Because the artists are all under forty-five, their relationship with Chinese history is affected by their temporal distance from the Cultural Revolution and Tiananmen Square protests and proximity instead to cultural shifts such as the implementation of the one-child policy and Deng Xiaoping’s Open Door Policy, which allowed foreign businesses to enter China for the first time since Mao Zedong established the People’s Republic. Inside Out featured a number of works that directly referenced Mao and the Cultural Revolution, including Wang Guangyi’s Mao Zedong No. 1 (1988) and Great Castigation Series: Coca-Cola (1993) and Wu Shan Zhuan’s Red Humor Series: The Big Characters (1986). In Mirror Image, there were no such explicit references. The transgressions were subtle and oblique; for example, Tao Hui’s Similar Disguise Stills (2021) reference a pre-communist past, candidly utilizing historical costuming, whose material decadence is largely frowned upon by the CCP, while eliding all mentions of twentieth and twenty-first century class struggle.

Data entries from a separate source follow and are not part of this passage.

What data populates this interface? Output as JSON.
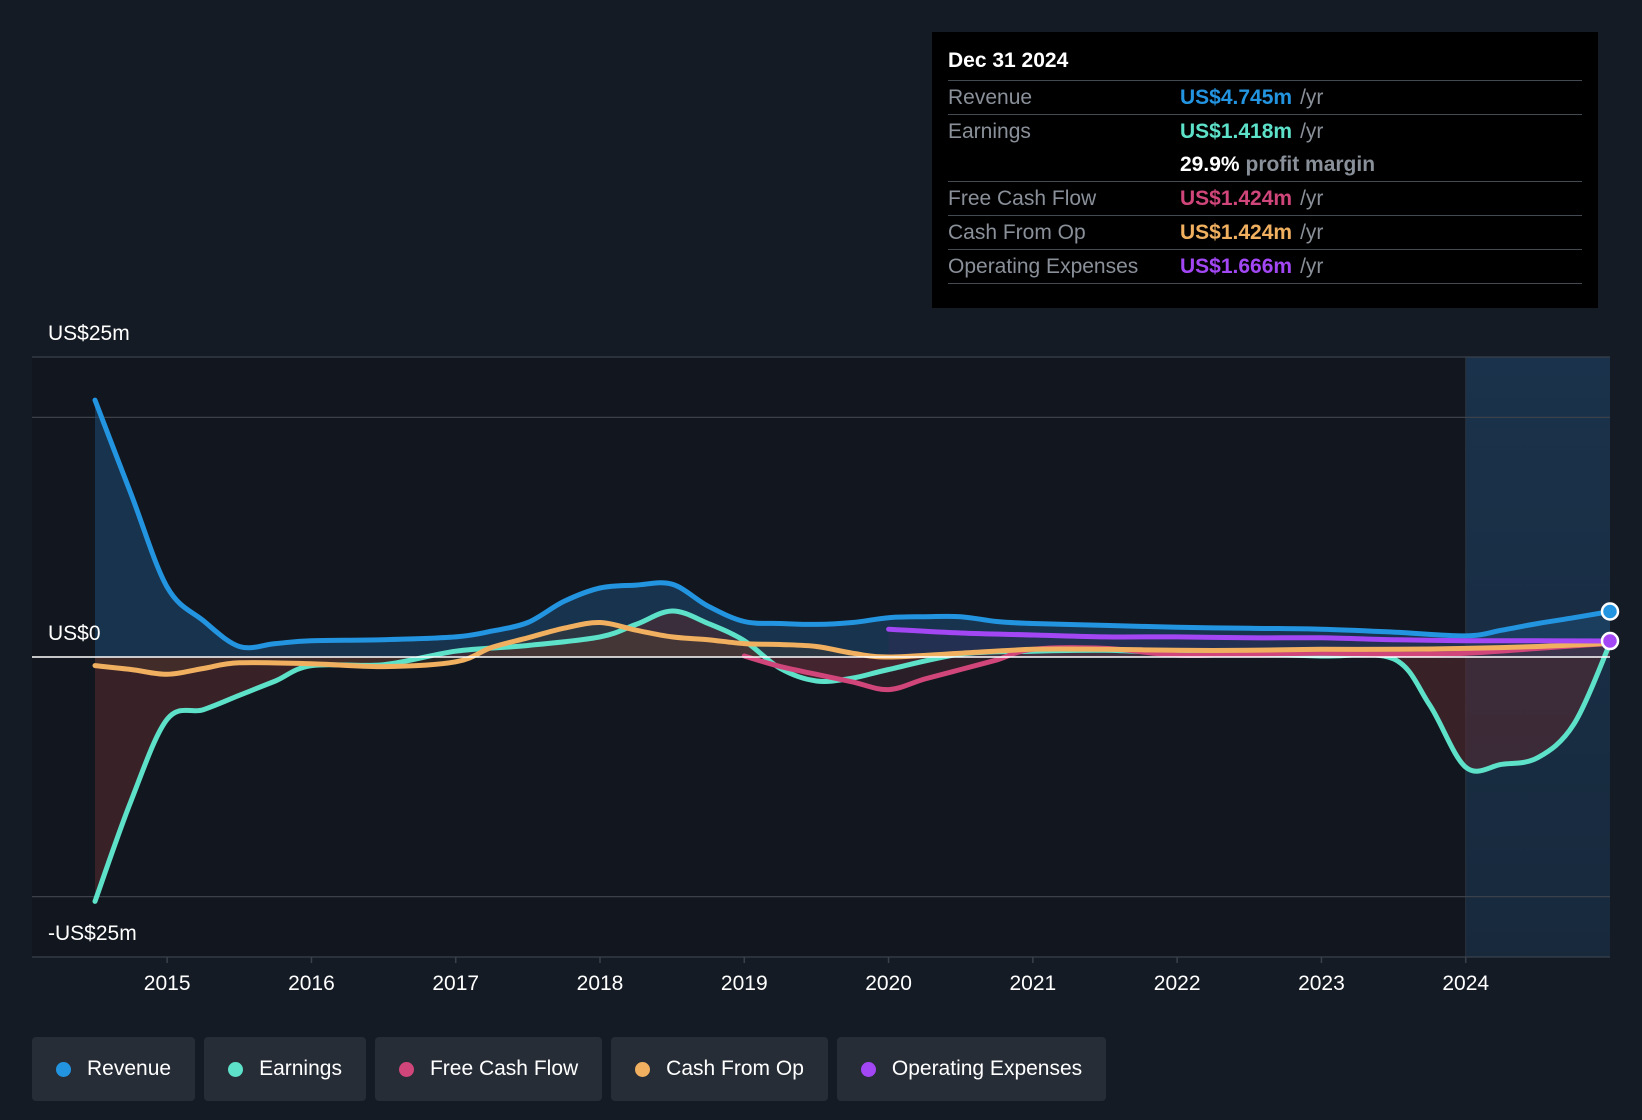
{
  "tooltip": {
    "date": "Dec 31 2024",
    "rows": [
      {
        "label": "Revenue",
        "value": "US$4.745m",
        "unit": "/yr",
        "color": "#2394e0"
      },
      {
        "label": "Earnings",
        "value": "US$1.418m",
        "unit": "/yr",
        "color": "#5de2c9"
      },
      {
        "margin_value": "29.9%",
        "margin_text": "profit margin"
      },
      {
        "label": "Free Cash Flow",
        "value": "US$1.424m",
        "unit": "/yr",
        "color": "#d1467a"
      },
      {
        "label": "Cash From Op",
        "value": "US$1.424m",
        "unit": "/yr",
        "color": "#f0b060"
      },
      {
        "label": "Operating Expenses",
        "value": "US$1.666m",
        "unit": "/yr",
        "color": "#a347f5"
      }
    ]
  },
  "legend": [
    {
      "label": "Revenue",
      "color": "#2394e0"
    },
    {
      "label": "Earnings",
      "color": "#5de2c9"
    },
    {
      "label": "Free Cash Flow",
      "color": "#d1467a"
    },
    {
      "label": "Cash From Op",
      "color": "#f0b060"
    },
    {
      "label": "Operating Expenses",
      "color": "#a347f5"
    }
  ],
  "chart_data": {
    "type": "line",
    "title": "",
    "xlabel": "",
    "ylabel": "",
    "y_top_label": "US$25m",
    "y_zero_label": "US$0",
    "y_bottom_label": "-US$25m",
    "xlim": [
      2014.5,
      2025.0
    ],
    "ylim": [
      -31.3,
      31.3
    ],
    "x_ticks": [
      2015,
      2016,
      2017,
      2018,
      2019,
      2020,
      2021,
      2022,
      2023,
      2024
    ],
    "x_tick_labels": [
      "2015",
      "2016",
      "2017",
      "2018",
      "2019",
      "2020",
      "2021",
      "2022",
      "2023",
      "2024"
    ],
    "forecast_start": 2024.0,
    "series": [
      {
        "name": "Revenue",
        "color": "#2394e0",
        "fill": true,
        "x": [
          2014.5,
          2014.75,
          2015.0,
          2015.25,
          2015.5,
          2015.75,
          2016.0,
          2016.5,
          2017.0,
          2017.25,
          2017.5,
          2017.75,
          2018.0,
          2018.25,
          2018.5,
          2018.75,
          2019.0,
          2019.25,
          2019.5,
          2019.75,
          2020.0,
          2020.25,
          2020.5,
          2020.75,
          2021.0,
          2021.5,
          2022.0,
          2022.5,
          2023.0,
          2023.5,
          2024.0,
          2024.25,
          2024.5,
          2024.75,
          2025.0
        ],
        "y": [
          26.8,
          17.0,
          7.3,
          3.8,
          1.1,
          1.4,
          1.7,
          1.8,
          2.1,
          2.7,
          3.6,
          5.8,
          7.2,
          7.5,
          7.6,
          5.3,
          3.7,
          3.5,
          3.4,
          3.6,
          4.1,
          4.2,
          4.2,
          3.7,
          3.5,
          3.3,
          3.1,
          3.0,
          2.9,
          2.6,
          2.2,
          2.8,
          3.5,
          4.1,
          4.745
        ]
      },
      {
        "name": "Earnings",
        "color": "#5de2c9",
        "fill": true,
        "x": [
          2014.5,
          2014.75,
          2015.0,
          2015.25,
          2015.5,
          2015.75,
          2016.0,
          2016.5,
          2017.0,
          2017.5,
          2018.0,
          2018.25,
          2018.5,
          2018.75,
          2019.0,
          2019.25,
          2019.5,
          2019.75,
          2020.0,
          2020.5,
          2021.0,
          2021.5,
          2022.0,
          2022.5,
          2023.0,
          2023.5,
          2023.75,
          2024.0,
          2024.25,
          2024.5,
          2024.75,
          2025.0
        ],
        "y": [
          -25.5,
          -15.0,
          -6.5,
          -5.5,
          -4.0,
          -2.5,
          -0.9,
          -0.8,
          0.6,
          1.2,
          2.1,
          3.4,
          4.8,
          3.5,
          1.7,
          -1.2,
          -2.5,
          -2.2,
          -1.3,
          0.3,
          0.6,
          0.7,
          0.4,
          0.3,
          0.1,
          -0.2,
          -5.0,
          -11.5,
          -11.2,
          -10.5,
          -7.0,
          1.418
        ]
      },
      {
        "name": "Free Cash Flow",
        "color": "#d1467a",
        "fill": true,
        "x": [
          2019.0,
          2019.25,
          2019.5,
          2019.75,
          2020.0,
          2020.25,
          2020.5,
          2020.75,
          2021.0,
          2021.5,
          2022.0,
          2022.5,
          2023.0,
          2023.5,
          2024.0,
          2024.5,
          2025.0
        ],
        "y": [
          0.1,
          -1.0,
          -1.8,
          -2.6,
          -3.4,
          -2.3,
          -1.3,
          -0.3,
          0.8,
          0.9,
          0.2,
          0.3,
          0.4,
          0.3,
          0.4,
          0.9,
          1.424
        ]
      },
      {
        "name": "Cash From Op",
        "color": "#f0b060",
        "fill": true,
        "x": [
          2014.5,
          2014.75,
          2015.0,
          2015.25,
          2015.5,
          2016.0,
          2016.5,
          2017.0,
          2017.25,
          2017.5,
          2017.75,
          2018.0,
          2018.25,
          2018.5,
          2018.75,
          2019.0,
          2019.25,
          2019.5,
          2019.75,
          2020.0,
          2020.5,
          2021.0,
          2021.5,
          2022.0,
          2022.5,
          2023.0,
          2023.5,
          2024.0,
          2024.5,
          2025.0
        ],
        "y": [
          -0.9,
          -1.3,
          -1.8,
          -1.2,
          -0.6,
          -0.7,
          -1.0,
          -0.5,
          1.0,
          2.0,
          3.0,
          3.6,
          2.8,
          2.1,
          1.8,
          1.4,
          1.3,
          1.1,
          0.4,
          0.0,
          0.4,
          0.8,
          0.8,
          0.7,
          0.7,
          0.8,
          0.8,
          0.9,
          1.1,
          1.424
        ]
      },
      {
        "name": "Operating Expenses",
        "color": "#a347f5",
        "fill": true,
        "x": [
          2020.0,
          2020.5,
          2021.0,
          2021.5,
          2022.0,
          2022.5,
          2023.0,
          2023.5,
          2024.0,
          2024.5,
          2025.0
        ],
        "y": [
          2.9,
          2.5,
          2.3,
          2.1,
          2.1,
          2.0,
          2.0,
          1.8,
          1.7,
          1.7,
          1.666
        ]
      }
    ]
  }
}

Overall, one experienced a sense of visual and sonic harmony in Mirror Image. There was a palpable absence of direct, politically charged confrontation between the binary forces that, back in 1998, defined the acerbic criticality of Inside Out, as well as the tension between the artworks themselves. Whereas we often think of dissident artists like Ai Weiwei when we think of Chinese contemporary art, and whereas Inside Out provided many direct challenges to Mao in the form of his portrait on Tiananmen, I did not see this relationship to politics and history in Mirror Image. This was not, however, an indication of amnesia or denial. The artists in Mirror Image engage with the past, as evidenced by the presence of archival footage and historical cosplay; they simply make use of it as fertile ground for imagination.

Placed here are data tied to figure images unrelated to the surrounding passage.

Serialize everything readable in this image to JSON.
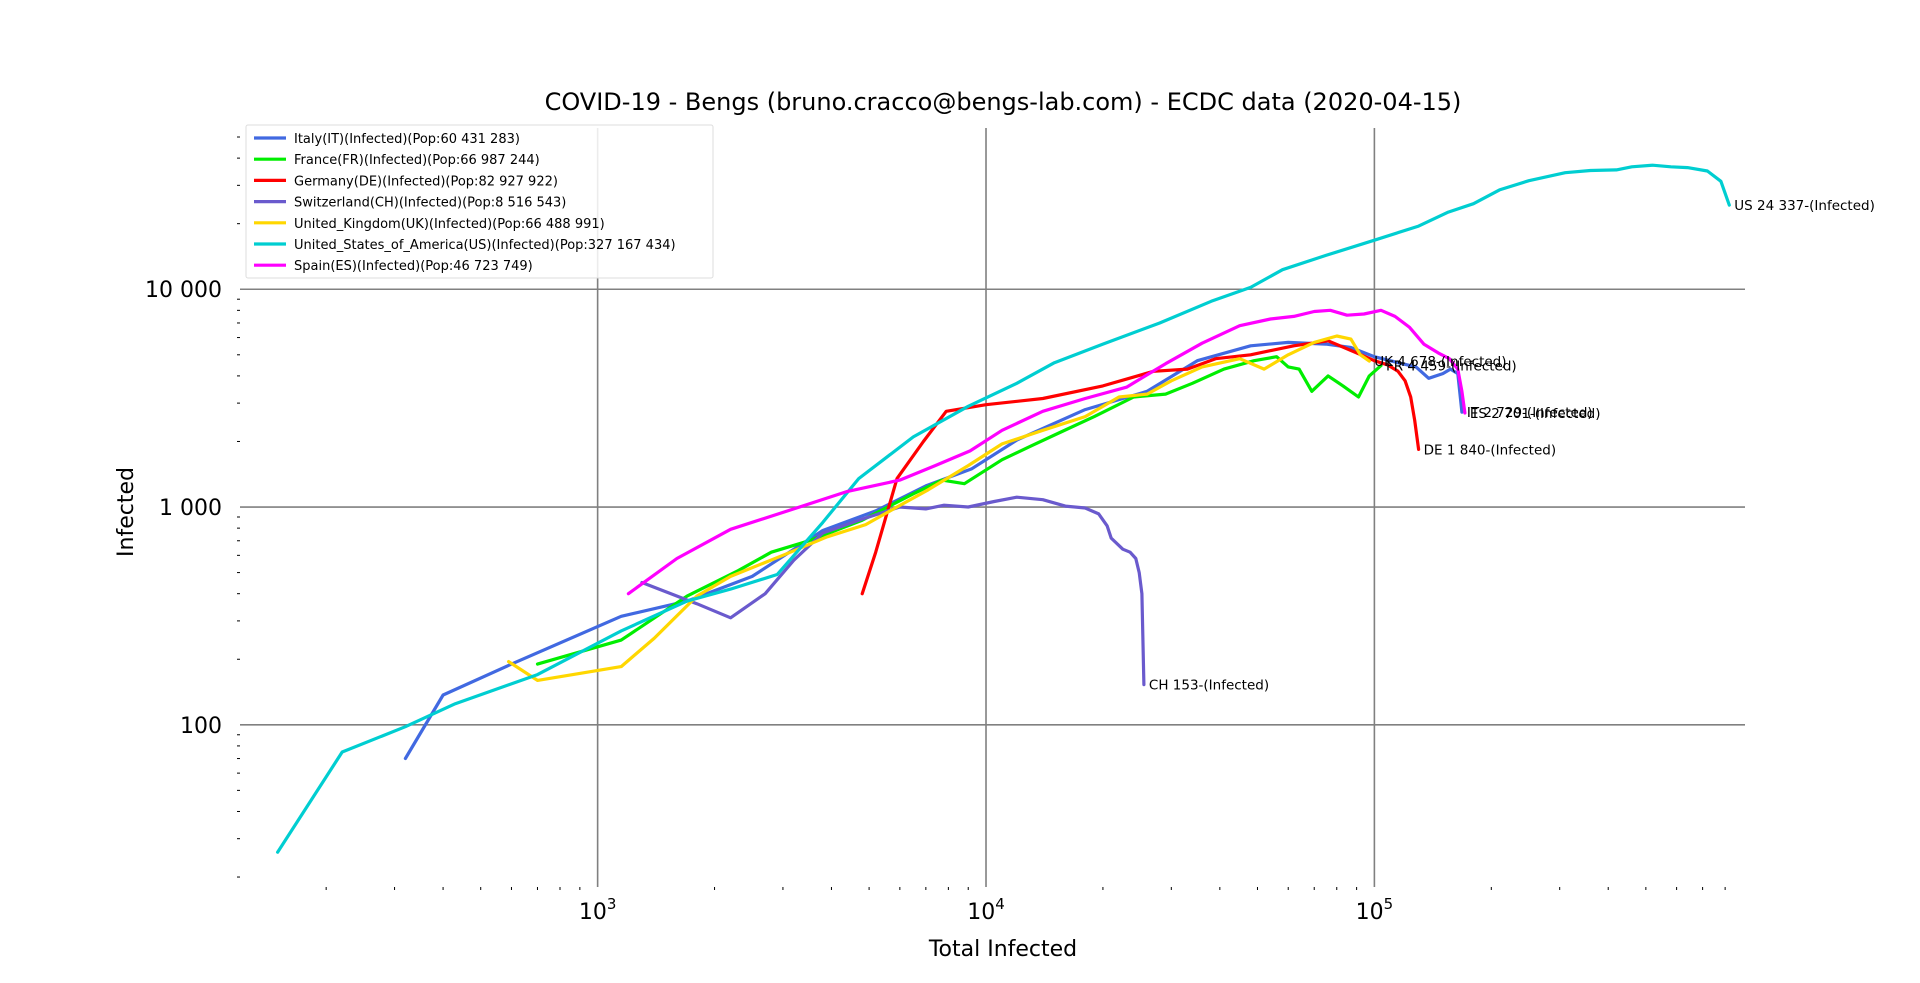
{
  "chart_data": {
    "type": "line",
    "title": "COVID-19 - Bengs (bruno.cracco@bengs-lab.com) - ECDC data  (2020-04-15)",
    "xlabel": "Total Infected",
    "ylabel": "Infected",
    "x_scale": "log",
    "y_scale": "log",
    "xlim": [
      120,
      900000
    ],
    "ylim": [
      18,
      55000
    ],
    "grid": "major",
    "legend_position": "top-left",
    "x_ticks": [
      {
        "value": 1000,
        "base": "10",
        "exp": "3"
      },
      {
        "value": 10000,
        "base": "10",
        "exp": "4"
      },
      {
        "value": 100000,
        "base": "10",
        "exp": "5"
      }
    ],
    "y_ticks": [
      {
        "value": 100,
        "label": "100"
      },
      {
        "value": 1000,
        "label": "1 000"
      },
      {
        "value": 10000,
        "label": "10 000"
      }
    ],
    "series": [
      {
        "name": "Italy(IT)(Infected)(Pop:60 431 283)",
        "color": "#4169e1",
        "end_label": "IT 2 729-(Infected)",
        "points": [
          [
            320,
            70
          ],
          [
            400,
            137
          ],
          [
            600,
            190
          ],
          [
            1150,
            315
          ],
          [
            1700,
            370
          ],
          [
            2500,
            480
          ],
          [
            3800,
            780
          ],
          [
            5200,
            960
          ],
          [
            7000,
            1250
          ],
          [
            9200,
            1500
          ],
          [
            12000,
            2030
          ],
          [
            18000,
            2800
          ],
          [
            26000,
            3400
          ],
          [
            35000,
            4700
          ],
          [
            48000,
            5500
          ],
          [
            60000,
            5700
          ],
          [
            75000,
            5600
          ],
          [
            87000,
            5400
          ],
          [
            100000,
            4900
          ],
          [
            115000,
            4600
          ],
          [
            128000,
            4400
          ],
          [
            138000,
            3900
          ],
          [
            150000,
            4100
          ],
          [
            157000,
            4300
          ],
          [
            164000,
            4100
          ],
          [
            168000,
            2729
          ]
        ]
      },
      {
        "name": "France(FR)(Infected)(Pop:66 987 244)",
        "color": "#00ee00",
        "end_label": "FR 4 459-(Infected)",
        "points": [
          [
            700,
            190
          ],
          [
            1150,
            245
          ],
          [
            1700,
            390
          ],
          [
            2300,
            510
          ],
          [
            2800,
            620
          ],
          [
            3500,
            700
          ],
          [
            4800,
            870
          ],
          [
            6500,
            1150
          ],
          [
            7700,
            1330
          ],
          [
            8800,
            1280
          ],
          [
            11000,
            1650
          ],
          [
            13000,
            1900
          ],
          [
            15500,
            2200
          ],
          [
            19000,
            2600
          ],
          [
            24000,
            3200
          ],
          [
            29000,
            3300
          ],
          [
            34000,
            3700
          ],
          [
            41000,
            4300
          ],
          [
            49000,
            4700
          ],
          [
            56000,
            4900
          ],
          [
            60000,
            4400
          ],
          [
            64000,
            4300
          ],
          [
            69000,
            3400
          ],
          [
            76000,
            4000
          ],
          [
            83000,
            3600
          ],
          [
            91000,
            3200
          ],
          [
            97000,
            4000
          ],
          [
            104000,
            4459
          ]
        ]
      },
      {
        "name": "Germany(DE)(Infected)(Pop:82 927 922)",
        "color": "#ff0000",
        "end_label": "DE 1 840-(Infected)",
        "points": [
          [
            4800,
            400
          ],
          [
            5200,
            620
          ],
          [
            5900,
            1350
          ],
          [
            6900,
            2000
          ],
          [
            7900,
            2750
          ],
          [
            10000,
            2950
          ],
          [
            14000,
            3150
          ],
          [
            20000,
            3600
          ],
          [
            27000,
            4200
          ],
          [
            33000,
            4300
          ],
          [
            39000,
            4800
          ],
          [
            48000,
            5000
          ],
          [
            62000,
            5500
          ],
          [
            76000,
            5800
          ],
          [
            90000,
            5100
          ],
          [
            100000,
            4700
          ],
          [
            108000,
            4500
          ],
          [
            115000,
            4200
          ],
          [
            120000,
            3800
          ],
          [
            124000,
            3200
          ],
          [
            127000,
            2500
          ],
          [
            130000,
            1840
          ]
        ]
      },
      {
        "name": "Switzerland(CH)(Infected)(Pop:8 516 543)",
        "color": "#6a5acd",
        "end_label": "CH 153-(Infected)",
        "points": [
          [
            1300,
            450
          ],
          [
            1800,
            360
          ],
          [
            2200,
            310
          ],
          [
            2700,
            400
          ],
          [
            3200,
            570
          ],
          [
            3800,
            760
          ],
          [
            4800,
            880
          ],
          [
            6000,
            1000
          ],
          [
            7000,
            980
          ],
          [
            7800,
            1020
          ],
          [
            9000,
            1000
          ],
          [
            10500,
            1060
          ],
          [
            12000,
            1110
          ],
          [
            14000,
            1080
          ],
          [
            16000,
            1010
          ],
          [
            18000,
            990
          ],
          [
            19500,
            930
          ],
          [
            20500,
            820
          ],
          [
            21000,
            720
          ],
          [
            22500,
            640
          ],
          [
            23500,
            620
          ],
          [
            24300,
            580
          ],
          [
            24800,
            500
          ],
          [
            25200,
            400
          ],
          [
            25500,
            153
          ]
        ]
      },
      {
        "name": "United_Kingdom(UK)(Infected)(Pop:66 488 991)",
        "color": "#ffd700",
        "end_label": "UK 4 678-(Infected)",
        "points": [
          [
            590,
            195
          ],
          [
            700,
            160
          ],
          [
            1150,
            185
          ],
          [
            1400,
            250
          ],
          [
            1800,
            390
          ],
          [
            2200,
            480
          ],
          [
            3000,
            600
          ],
          [
            3900,
            730
          ],
          [
            4900,
            830
          ],
          [
            5900,
            1000
          ],
          [
            7100,
            1200
          ],
          [
            9000,
            1550
          ],
          [
            11000,
            1950
          ],
          [
            14000,
            2250
          ],
          [
            18000,
            2600
          ],
          [
            22000,
            3200
          ],
          [
            26000,
            3300
          ],
          [
            30000,
            3800
          ],
          [
            36000,
            4400
          ],
          [
            45000,
            4800
          ],
          [
            52000,
            4300
          ],
          [
            60000,
            5000
          ],
          [
            70000,
            5700
          ],
          [
            80000,
            6100
          ],
          [
            87000,
            5900
          ],
          [
            92000,
            5000
          ],
          [
            97000,
            4678
          ]
        ]
      },
      {
        "name": "United_States_of_America(US)(Infected)(Pop:327 167 434)",
        "color": "#00ced1",
        "end_label": "US 24 337-(Infected)",
        "points": [
          [
            150,
            26
          ],
          [
            220,
            75
          ],
          [
            320,
            98
          ],
          [
            430,
            125
          ],
          [
            700,
            170
          ],
          [
            1150,
            270
          ],
          [
            1700,
            370
          ],
          [
            2200,
            420
          ],
          [
            2900,
            490
          ],
          [
            3800,
            850
          ],
          [
            4700,
            1350
          ],
          [
            6500,
            2100
          ],
          [
            9000,
            2900
          ],
          [
            12000,
            3700
          ],
          [
            15000,
            4600
          ],
          [
            20000,
            5600
          ],
          [
            28000,
            7000
          ],
          [
            38000,
            8800
          ],
          [
            48000,
            10200
          ],
          [
            58000,
            12300
          ],
          [
            75000,
            14300
          ],
          [
            100000,
            16800
          ],
          [
            130000,
            19500
          ],
          [
            155000,
            22600
          ],
          [
            180000,
            24700
          ],
          [
            210000,
            28600
          ],
          [
            250000,
            31500
          ],
          [
            310000,
            34300
          ],
          [
            360000,
            35100
          ],
          [
            420000,
            35300
          ],
          [
            460000,
            36500
          ],
          [
            520000,
            37100
          ],
          [
            580000,
            36500
          ],
          [
            640000,
            36200
          ],
          [
            720000,
            34900
          ],
          [
            780000,
            31300
          ],
          [
            820000,
            24337
          ]
        ]
      },
      {
        "name": "Spain(ES)(Infected)(Pop:46 723 749)",
        "color": "#ff00ff",
        "end_label": "ES 2 701-(Infected)",
        "points": [
          [
            1200,
            400
          ],
          [
            1600,
            580
          ],
          [
            2200,
            790
          ],
          [
            3200,
            980
          ],
          [
            4400,
            1180
          ],
          [
            6000,
            1330
          ],
          [
            7400,
            1550
          ],
          [
            9100,
            1810
          ],
          [
            11000,
            2250
          ],
          [
            14000,
            2750
          ],
          [
            18000,
            3150
          ],
          [
            23000,
            3550
          ],
          [
            29000,
            4550
          ],
          [
            36000,
            5650
          ],
          [
            45000,
            6800
          ],
          [
            54000,
            7300
          ],
          [
            62000,
            7500
          ],
          [
            70000,
            7900
          ],
          [
            77000,
            8000
          ],
          [
            85000,
            7600
          ],
          [
            94000,
            7700
          ],
          [
            104000,
            8000
          ],
          [
            113000,
            7500
          ],
          [
            123000,
            6700
          ],
          [
            134000,
            5600
          ],
          [
            146000,
            5100
          ],
          [
            156000,
            4800
          ],
          [
            164000,
            4300
          ],
          [
            168000,
            3400
          ],
          [
            171000,
            2701
          ]
        ]
      }
    ]
  }
}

Whereas Inside Out was composed of over ninety percent male artists, Mirror Image turned the tables by including five women artists among its seven chosen participants. Many of the works on display highlighted a sense of fluidity and reciprocity between gendered subjects. The binary notion of gender, which has been a stubborn fixture in Chinese art and culture that has been pointed out in a variety of literature from artist Xiao Lu’s memoir Dialogue to novelist Mian Mian’s censored coming-of-age story Candy, seemed to have melted away. When we look at recent works like photographer Pixy Liao’s intimate self-portraits with her lover, in which they take turns carrying one another and performing reciprocal erotic acts on each other’s bodies, we see those traditionally prescribed gender roles in a state of flux and ambiguity. The ecstatic, strobing shot of a queer couple kissing in Trance was likewise received as a timely and necessary reparative gesture in the exhibition, particularly since Xi’s conservative regime made life increasingly difficult for LGBTQ+ citizens.

Judging from this trajectory, I wonder how the next iteration of this show, if there is one, will look. One of the implicit goals of both Inside Out and Mirror Image seems to have been to forecast the future of transnational identity formation. Pollack tells me over the phone, one cloudy morning in late June, she predicts that the “next” show would be even more high-tech, and that that which constitutes “authentic” Chinese art and culture will continue to shift toward an increasingly nebulous and unnamable territory. In the future, she and I speculate, artists of the Sino diaspora are be less likely to be pigeonholed as “Asian-Americans,” “Chinese nationals,” or “cultural ambassadors.” The tumultuous meeting of “East” and “West” embodied in stark juxtapositions of, say, Maoist iconography with Coca-Cola labels seems to have settled down and transformed quite naturally into a new question of how we envision and create a future we want—a future in which reciprocality is the baseline of relationships, in which minoritarian identities are both celebrated and protected, and in which pain, if it must exist, comes to us in the form of twelve-hour fever dreams—and is experienced as ecstasy.

Jenny Wu is a writer and independent curator who holds a master’s degree in art history from Washington University in St. Louis.